Today, visitors to Space Center Houston can visit Historic Mission Control and see exhibits about how history played out in the room. Known more formally as the Mission Operations Control Room, it was from MOCR that NASA monitored nine Gemini and all Apollo lunar missions.

"While the control consoles and monitors in the room are authentic, none of them work," said Jim Remar, Cosmosphere president and chief operating officer. "JSC turned to the Cosmosphere fabrication, restoration and high-fidelity replica division to help them bring MOCR back to life."

The Cosmosphere primarily will be involved in restoring the original mission control consoles to the condition in which they would have operated during the Apollo 15 mission.

The individual components in each console will be shipped to SpaceWorks, where the restoration team, including Dale Capps, Don Aich, Jack Graber and Jim Franko, will get them into working order.

"We will reanimate the consoles so buttons light up and the screens will show data and telemetry," Remar said. "We have the ability to restore the physical appearance and the actual computer content of the control consoles to reflect the Apollo 15 mission."

The Cosmosphere will be working in conjunction with NASA, Space Center Houston, the Texas Historical Commission, former members of Mission Control including Gene Kranz, Gerry Griffin and Glynn Lunney, and Stern and Bucek Architects to create a sense of Historic Mission Control as it was in the Apollo era down to the smallest detail.

"There will be an enormous amount of research on the front side of the project," Remar said.

Much of that will involve numerous trips to the Johnson Space Center, plus a lot of research at the Cosmosphere and on the internet.

Collections manager Shannon Whetzel and Remar plan to sit down at the console with flight controllers doing oral histories at JSC. Remar said they will ask Gene Kranz, Gerry Griffin, Glynn Lunney and others how they operated the console, what their jobs were and what was happening at the time.

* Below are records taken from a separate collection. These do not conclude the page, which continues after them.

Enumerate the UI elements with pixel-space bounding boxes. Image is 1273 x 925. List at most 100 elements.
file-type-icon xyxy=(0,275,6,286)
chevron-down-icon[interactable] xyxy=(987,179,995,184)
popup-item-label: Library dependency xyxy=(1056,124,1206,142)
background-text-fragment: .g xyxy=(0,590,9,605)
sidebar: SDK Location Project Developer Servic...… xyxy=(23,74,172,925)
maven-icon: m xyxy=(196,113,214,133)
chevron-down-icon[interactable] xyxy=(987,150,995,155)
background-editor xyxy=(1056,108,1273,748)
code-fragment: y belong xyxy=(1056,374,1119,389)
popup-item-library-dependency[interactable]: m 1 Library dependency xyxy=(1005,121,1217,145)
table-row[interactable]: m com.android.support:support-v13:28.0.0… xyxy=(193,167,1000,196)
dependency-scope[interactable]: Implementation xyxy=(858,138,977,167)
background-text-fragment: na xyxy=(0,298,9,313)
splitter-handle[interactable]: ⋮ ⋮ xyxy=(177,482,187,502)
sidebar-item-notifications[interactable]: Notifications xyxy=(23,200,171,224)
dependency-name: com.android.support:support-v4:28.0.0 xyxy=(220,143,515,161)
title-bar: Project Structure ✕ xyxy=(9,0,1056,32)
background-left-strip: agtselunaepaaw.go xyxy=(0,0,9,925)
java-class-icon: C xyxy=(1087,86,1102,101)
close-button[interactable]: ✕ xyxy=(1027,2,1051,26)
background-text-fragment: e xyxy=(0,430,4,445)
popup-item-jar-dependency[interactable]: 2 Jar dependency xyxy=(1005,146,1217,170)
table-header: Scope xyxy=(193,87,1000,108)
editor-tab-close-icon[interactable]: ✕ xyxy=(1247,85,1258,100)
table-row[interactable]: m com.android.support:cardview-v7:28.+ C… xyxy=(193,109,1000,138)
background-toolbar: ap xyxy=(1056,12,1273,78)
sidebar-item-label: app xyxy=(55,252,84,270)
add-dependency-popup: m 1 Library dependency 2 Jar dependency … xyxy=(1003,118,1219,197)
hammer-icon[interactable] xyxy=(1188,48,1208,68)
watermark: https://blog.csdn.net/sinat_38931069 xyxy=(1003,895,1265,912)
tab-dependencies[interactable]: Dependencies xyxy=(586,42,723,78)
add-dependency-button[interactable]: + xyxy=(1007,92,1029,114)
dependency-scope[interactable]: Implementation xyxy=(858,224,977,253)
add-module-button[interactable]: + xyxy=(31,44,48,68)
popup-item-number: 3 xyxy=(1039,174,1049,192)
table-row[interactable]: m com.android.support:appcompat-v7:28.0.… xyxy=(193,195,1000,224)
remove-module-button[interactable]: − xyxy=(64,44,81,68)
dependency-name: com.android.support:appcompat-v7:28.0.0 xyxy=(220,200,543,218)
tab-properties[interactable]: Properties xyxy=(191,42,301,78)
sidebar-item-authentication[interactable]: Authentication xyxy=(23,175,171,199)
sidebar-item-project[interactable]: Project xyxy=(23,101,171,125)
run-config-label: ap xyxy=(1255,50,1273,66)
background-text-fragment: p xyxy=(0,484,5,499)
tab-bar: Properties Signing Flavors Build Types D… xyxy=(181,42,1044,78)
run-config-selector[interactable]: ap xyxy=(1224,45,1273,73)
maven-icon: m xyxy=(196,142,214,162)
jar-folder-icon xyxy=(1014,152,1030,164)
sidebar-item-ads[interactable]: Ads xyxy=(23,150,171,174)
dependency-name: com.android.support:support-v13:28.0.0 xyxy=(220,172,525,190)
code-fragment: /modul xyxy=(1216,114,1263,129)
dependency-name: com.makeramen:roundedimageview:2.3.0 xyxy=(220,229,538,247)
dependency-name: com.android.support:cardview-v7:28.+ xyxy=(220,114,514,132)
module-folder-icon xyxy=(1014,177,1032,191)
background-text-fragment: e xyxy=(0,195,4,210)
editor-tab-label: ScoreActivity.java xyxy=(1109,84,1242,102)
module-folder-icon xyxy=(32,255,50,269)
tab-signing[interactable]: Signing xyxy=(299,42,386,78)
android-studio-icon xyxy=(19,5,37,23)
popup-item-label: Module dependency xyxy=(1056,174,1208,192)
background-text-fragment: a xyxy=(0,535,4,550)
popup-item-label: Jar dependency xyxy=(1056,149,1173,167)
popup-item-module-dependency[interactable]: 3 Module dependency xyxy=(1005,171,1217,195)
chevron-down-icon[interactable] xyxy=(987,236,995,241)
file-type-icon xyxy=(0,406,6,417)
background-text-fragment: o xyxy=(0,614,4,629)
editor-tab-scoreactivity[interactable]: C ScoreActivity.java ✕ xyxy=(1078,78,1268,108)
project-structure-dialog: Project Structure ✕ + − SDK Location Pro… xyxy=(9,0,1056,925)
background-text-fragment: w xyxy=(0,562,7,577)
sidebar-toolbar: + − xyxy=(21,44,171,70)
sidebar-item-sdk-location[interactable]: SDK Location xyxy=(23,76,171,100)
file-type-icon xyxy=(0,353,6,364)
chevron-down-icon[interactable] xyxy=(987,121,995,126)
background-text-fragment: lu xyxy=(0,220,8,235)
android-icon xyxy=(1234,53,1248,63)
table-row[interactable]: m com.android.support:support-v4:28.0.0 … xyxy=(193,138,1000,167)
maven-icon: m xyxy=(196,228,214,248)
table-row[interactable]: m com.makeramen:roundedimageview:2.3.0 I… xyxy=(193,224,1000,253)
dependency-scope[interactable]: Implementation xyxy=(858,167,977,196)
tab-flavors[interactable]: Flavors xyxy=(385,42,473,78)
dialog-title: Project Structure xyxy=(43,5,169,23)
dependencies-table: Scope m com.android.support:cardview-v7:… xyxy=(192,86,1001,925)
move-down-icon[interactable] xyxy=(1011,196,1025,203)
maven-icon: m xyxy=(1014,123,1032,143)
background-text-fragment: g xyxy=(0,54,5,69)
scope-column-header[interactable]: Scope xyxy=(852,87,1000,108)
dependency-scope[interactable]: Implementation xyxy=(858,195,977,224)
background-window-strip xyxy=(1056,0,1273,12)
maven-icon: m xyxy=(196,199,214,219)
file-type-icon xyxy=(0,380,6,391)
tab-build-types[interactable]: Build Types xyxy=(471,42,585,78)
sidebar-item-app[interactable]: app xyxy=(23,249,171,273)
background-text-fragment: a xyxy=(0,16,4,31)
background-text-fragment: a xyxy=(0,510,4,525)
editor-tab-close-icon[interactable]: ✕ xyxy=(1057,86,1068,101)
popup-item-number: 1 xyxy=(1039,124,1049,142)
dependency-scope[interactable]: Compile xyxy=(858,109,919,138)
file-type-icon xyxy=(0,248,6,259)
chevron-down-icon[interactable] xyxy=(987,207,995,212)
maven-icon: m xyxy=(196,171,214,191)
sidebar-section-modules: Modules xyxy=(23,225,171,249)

The Mission Control teams from the Apollo era who are involved in the restoration effort consider the Apollo 15 mission to be the apex of the technology of the Apollo era, Remar said.

"For the Cosmosphere to be involved with this historic project is incredibly exciting," Remar said. "It's such a historic restoration."

The Cosmopshere was first contacted by Johnson Space Center regarding the project.

"Then we submitted a proposal," Remar said. "We have a console from Mission Control as part of the museum's collection."

They are hoping to complete their portion of the restoration by late October or November.